My metabolism totally changed when I cut out grains and processed foods- I could stay 190lbs eating 2000-2500 calories a day when I was eating pasta and bread, and now I have to eat endlessly to keep from losing weight.
 
@montexss I noticed you mentioned grains. If you don’t mind me asking, which kind of carbs do you eat? And what is your macro split? I’m doing my research and going to try to get where you’re at now. I’ve been ramping my walks/runs up to about 8 miles a day but am ready to really drop some weight.
 
@jennifergarcia I get all carbs from different varieties of sweet potato and squash.
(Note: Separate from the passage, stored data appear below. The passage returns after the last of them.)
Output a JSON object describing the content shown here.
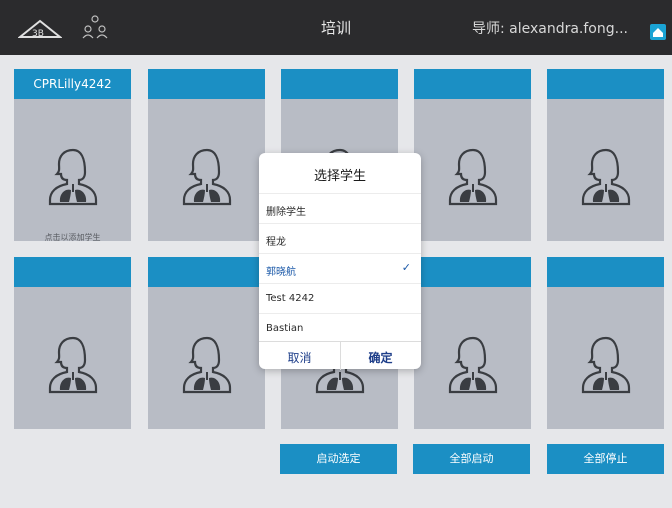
{
  "header": {
    "title": "培训",
    "user": "导师: alexandra.fong...",
    "logo_icon": "3b-logo-icon",
    "group_icon": "users-group-icon",
    "home_icon": "home-icon"
  },
  "stations": [
    {
      "name": "CPRLilly4242",
      "hint": "点击以添加学生"
    },
    {
      "name": "",
      "hint": ""
    },
    {
      "name": "",
      "hint": ""
    },
    {
      "name": "",
      "hint": ""
    },
    {
      "name": "",
      "hint": ""
    },
    {
      "name": "",
      "hint": ""
    },
    {
      "name": "",
      "hint": ""
    },
    {
      "name": "",
      "hint": ""
    },
    {
      "name": "",
      "hint": ""
    },
    {
      "name": "",
      "hint": ""
    }
  ],
  "actions": {
    "start_selected": "启动选定",
    "start_all": "全部启动",
    "stop_all": "全部停止"
  },
  "dialog": {
    "title": "选择学生",
    "options": [
      {
        "label": "删除学生",
        "selected": false
      },
      {
        "label": "程龙",
        "selected": false
      },
      {
        "label": "郭晓航",
        "selected": true
      },
      {
        "label": "Test 4242",
        "selected": false
      },
      {
        "label": "Bastian",
        "selected": false
      }
    ],
    "check_mark": "✓",
    "cancel": "取消",
    "confirm": "确定"
  },
  "colors": {
    "topbar": "#2b2b2d",
    "accent": "#1b8fc4",
    "card_bg": "#b8bcc5",
    "selected_text": "#1a58a8"
  }
}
Zero grain because I think grains are sub-optimal for health for a number of reasons.
  • grains are deficient in most vitamins, sweet potato and squash has A, several Bs, C, E, antioxidants like lutein/astaxanthin, soluble fiber, more potassium, etc. Grains might have decent magnesium and a couple B's but thats about it. Wheat flour for instance has to be fortified with thiamine otherwise it actually causes nutrient depletion in the body- grains are high in lectins and phytic acid that chelate dietary minerals and reduce nutrient absorption. During the depression when people were eating tons of grain because they had no money, nutrient deficiency diseases like beri beri and pellegra became endemic- this is actually why the FDA started requiring wheat flour be enriched. Look at how many synthetic vitamins are put in "healthy" cereals- they have to add all this because grain is so deficient.
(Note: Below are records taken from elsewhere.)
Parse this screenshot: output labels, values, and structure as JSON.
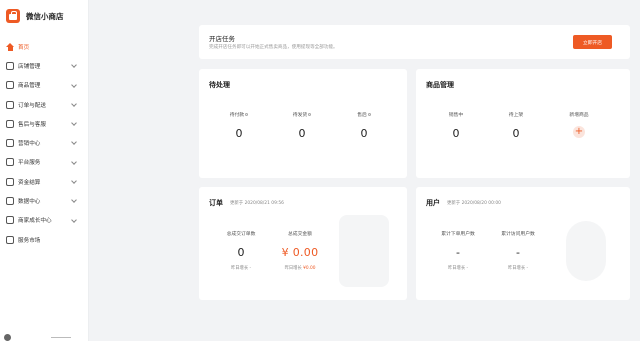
{
  "brand": {
    "name": "微信小商店"
  },
  "sidebar": {
    "items": [
      {
        "label": "首页",
        "active": true,
        "icon": "home-icon"
      },
      {
        "label": "店铺管理",
        "icon": "store-icon"
      },
      {
        "label": "商品管理",
        "icon": "goods-icon"
      },
      {
        "label": "订单与配送",
        "icon": "order-icon"
      },
      {
        "label": "售后与客服",
        "icon": "service-icon"
      },
      {
        "label": "营销中心",
        "icon": "marketing-icon"
      },
      {
        "label": "平台服务",
        "icon": "platform-icon"
      },
      {
        "label": "资金结算",
        "icon": "finance-icon"
      },
      {
        "label": "数据中心",
        "icon": "data-icon"
      },
      {
        "label": "商家成长中心",
        "icon": "growth-icon"
      },
      {
        "label": "服务市场",
        "icon": "market-icon"
      }
    ]
  },
  "task": {
    "title": "开店任务",
    "desc": "完成开店任务即可以开始正式售卖商品，使用提现等全部功能。",
    "button": "立即开店"
  },
  "pending": {
    "title": "待处理",
    "stats": [
      {
        "label": "待付款",
        "value": "0"
      },
      {
        "label": "待发货",
        "value": "0"
      },
      {
        "label": "售后",
        "value": "0"
      }
    ]
  },
  "goods": {
    "title": "商品管理",
    "stats": [
      {
        "label": "销售中",
        "value": "0"
      },
      {
        "label": "待上架",
        "value": "0"
      }
    ],
    "new_label": "新增商品",
    "new_symbol": "+"
  },
  "orders": {
    "title": "订单",
    "update": "更新于 2020/08/21 09:56",
    "stats": [
      {
        "label": "总成交订单数",
        "value": "0",
        "yday_label": "昨日增长",
        "yday_value": "-"
      },
      {
        "label": "总成交金额",
        "value": "¥ 0.00",
        "yday_label": "昨日增长",
        "yday_value": "¥0.00"
      }
    ]
  },
  "users": {
    "title": "用户",
    "update": "更新于 2020/08/20 00:00",
    "stats": [
      {
        "label": "累计下单用户数",
        "value": "-",
        "yday_label": "昨日增长",
        "yday_value": "-"
      },
      {
        "label": "累计访问用户数",
        "value": "-",
        "yday_label": "昨日增长",
        "yday_value": "-"
      }
    ]
  },
  "colors": {
    "accent": "#ee5a24",
    "background": "#f2f3f5"
  }
}
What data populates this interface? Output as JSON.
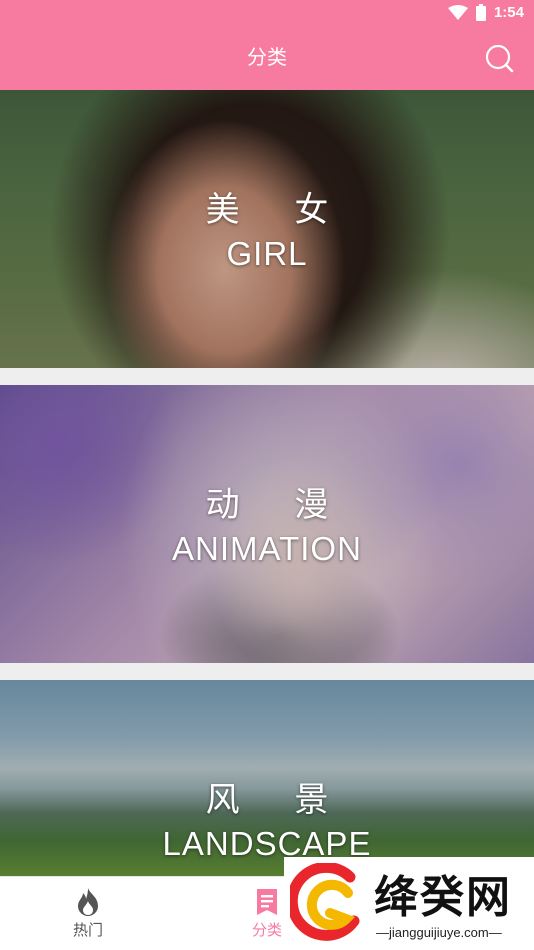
{
  "status_bar": {
    "time": "1:54"
  },
  "app_bar": {
    "title": "分类"
  },
  "categories": [
    {
      "title_cn": "美 女",
      "title_en": "GIRL"
    },
    {
      "title_cn": "动 漫",
      "title_en": "ANIMATION"
    },
    {
      "title_cn": "风 景",
      "title_en": "LANDSCAPE"
    }
  ],
  "tab_bar": {
    "tabs": [
      {
        "label": "热门",
        "icon": "flame-icon",
        "active": false
      },
      {
        "label": "分类",
        "icon": "category-list-icon",
        "active": true
      }
    ]
  },
  "watermark": {
    "text": "绛癸网",
    "url": "—jiangguijiuye.com—"
  },
  "colors": {
    "accent": "#f77ba0",
    "tab_inactive": "#555555",
    "background": "#eeeeee"
  }
}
  • problematic proteins like gluten and gliadin. Within a week of cutting out grain my hands and feet stopped hurting after having arthritis/joint pain for years. Alot of proteins in modern engineered grains are inflammatory. Ancient emmer wheat for instance codes for about 400 proteins, but the modern bio-engineered semi-dwarf wheat farmed at industrial scale contains over 2000 proteins- alot of these are new novel proteins humans have only been exposed to for the last ~5 decades. These crops are heavily engineered for drought, pest and disease resistance by increasing phytic acid, lectin and oxalate content.
  • sweet potato and squash are fresh whole foods with limited shelf life- when potatoes or squash spoil or go bad you know it quickly. Grains are often stored for months in silos before being refined and processed after which they can have years long shelf life at a store or before being used in processed foods- during this time they can acquire mold/mold toxins, but also due to long storage periods they can also be heavily oxidized by the time they are actually cooked/eaten. If the potato you are eating is spoiled you will instantly know it, but you have no idea how bad the grain is you are eating due to it being heavily refined, processed and dried.
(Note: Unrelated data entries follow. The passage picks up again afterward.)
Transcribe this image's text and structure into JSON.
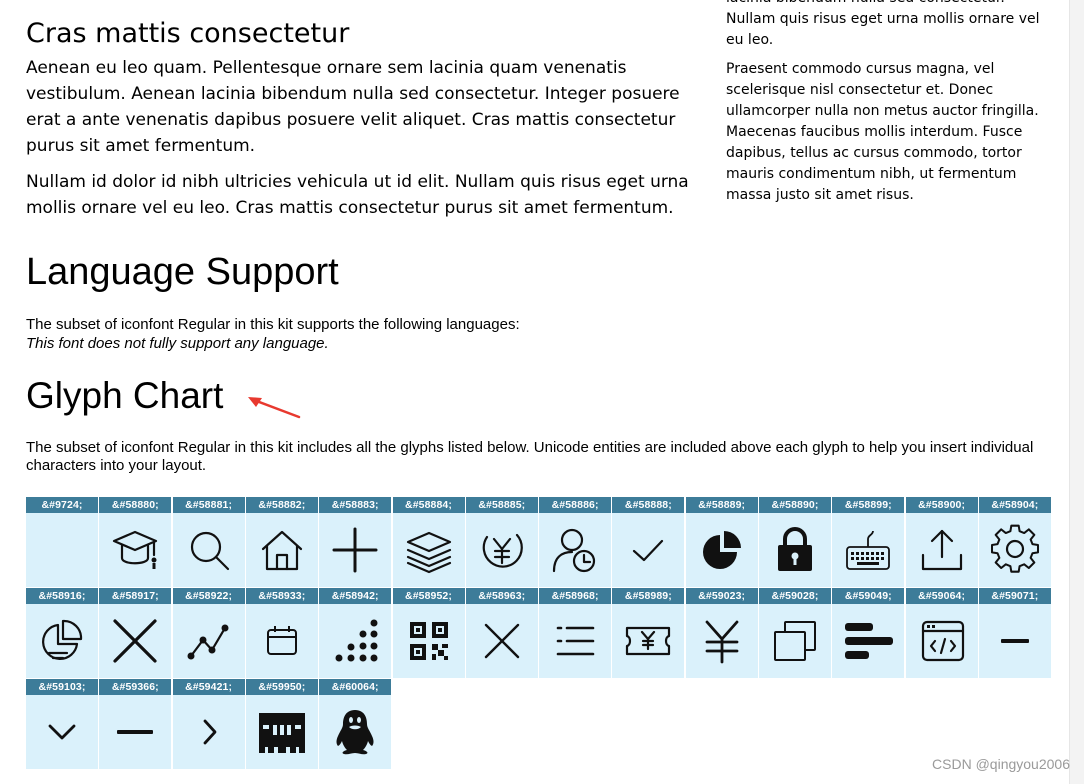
{
  "side": {
    "p0_partial": "lacinia bibendum nulla sed consectetur.",
    "p0": "Nullam quis risus eget urna mollis ornare vel eu leo.",
    "p1": "Praesent commodo cursus magna, vel scelerisque nisl consectetur et. Donec ullamcorper nulla non metus auctor fringilla. Maecenas faucibus mollis interdum. Fusce dapibus, tellus ac cursus commodo, tortor mauris condimentum nibh, ut fermentum massa justo sit amet risus."
  },
  "cras": {
    "heading": "Cras mattis consectetur",
    "p1": "Aenean eu leo quam. Pellentesque ornare sem lacinia quam venenatis vestibulum. Aenean lacinia bibendum nulla sed consectetur. Integer posuere erat a ante venenatis dapibus posuere velit aliquet. Cras mattis consectetur purus sit amet fermentum.",
    "p2": "Nullam id dolor id nibh ultricies vehicula ut id elit. Nullam quis risus eget urna mollis ornare vel eu leo. Cras mattis consectetur purus sit amet fermentum."
  },
  "language": {
    "heading": "Language Support",
    "desc": "The subset of iconfont Regular in this kit supports the following languages:",
    "note": "This font does not fully support any language."
  },
  "glyph_chart": {
    "heading": "Glyph Chart",
    "desc": "The subset of iconfont Regular in this kit includes all the glyphs listed below. Unicode entities are included above each glyph to help you insert individual characters into your layout.",
    "accent_color": "#3d7c99",
    "cell_bg": "#daf1fb",
    "glyphs": [
      {
        "code": "&#9724;",
        "icon": "blank-icon"
      },
      {
        "code": "&#58880;",
        "icon": "graduation-cap-icon"
      },
      {
        "code": "&#58881;",
        "icon": "search-icon"
      },
      {
        "code": "&#58882;",
        "icon": "home-icon"
      },
      {
        "code": "&#58883;",
        "icon": "plus-icon"
      },
      {
        "code": "&#58884;",
        "icon": "layers-icon"
      },
      {
        "code": "&#58885;",
        "icon": "yen-circle-icon"
      },
      {
        "code": "&#58886;",
        "icon": "user-clock-icon"
      },
      {
        "code": "&#58888;",
        "icon": "check-icon"
      },
      {
        "code": "&#58889;",
        "icon": "pie-chart-icon"
      },
      {
        "code": "&#58890;",
        "icon": "lock-icon"
      },
      {
        "code": "&#58899;",
        "icon": "keyboard-icon"
      },
      {
        "code": "&#58900;",
        "icon": "upload-icon"
      },
      {
        "code": "&#58904;",
        "icon": "gear-icon"
      },
      {
        "code": "&#58916;",
        "icon": "pie-outline-icon"
      },
      {
        "code": "&#58917;",
        "icon": "close-large-icon"
      },
      {
        "code": "&#58922;",
        "icon": "line-chart-icon"
      },
      {
        "code": "&#58933;",
        "icon": "calendar-icon"
      },
      {
        "code": "&#58942;",
        "icon": "scatter-icon"
      },
      {
        "code": "&#58952;",
        "icon": "qr-code-icon"
      },
      {
        "code": "&#58963;",
        "icon": "close-icon"
      },
      {
        "code": "&#58968;",
        "icon": "list-icon"
      },
      {
        "code": "&#58989;",
        "icon": "ticket-yen-icon"
      },
      {
        "code": "&#59023;",
        "icon": "yen-icon"
      },
      {
        "code": "&#59028;",
        "icon": "copy-icon"
      },
      {
        "code": "&#59049;",
        "icon": "bar-align-left-icon"
      },
      {
        "code": "&#59064;",
        "icon": "code-window-icon"
      },
      {
        "code": "&#59071;",
        "icon": "minus-small-icon"
      },
      {
        "code": "&#59103;",
        "icon": "chevron-down-icon"
      },
      {
        "code": "&#59366;",
        "icon": "minus-icon"
      },
      {
        "code": "&#59421;",
        "icon": "chevron-right-icon"
      },
      {
        "code": "&#59950;",
        "icon": "memory-chip-icon"
      },
      {
        "code": "&#60064;",
        "icon": "penguin-icon"
      }
    ]
  },
  "watermark": "CSDN @qingyou2006"
}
  • modern wheat, corn and soy are engineered to be "roundup ready"- and are the crops most heavily sprayed with glyphosate. Additionally they are engineered to grow extremely quickly/high productivity per acre which means soils used year after year to grow these crops are depleted of micronutrients like selenium, iodine, manganese, copper, etc... industrial grain farming relies heavily on NPK (nitrogen potassium phosphorous) fertilizers which help high yields but all these other important micronutrients are depleted in these soils. Overall organically grown sweet potato and squash just seem like a healthier, fresher, more nutrient dense option for carbs than grains and the organic varieties are still cheap enough to be an affordable source of carbs in spite of costing a bit more than non-organic varieties.
 
@montexss Wow thank you for the incredibly detailed response!

I also have the same random pains after eating certain foods. I’m going to give this a try and see how I feel. I know it’s an inflammatory response of some sort but I never thought healthy grains could be the reason.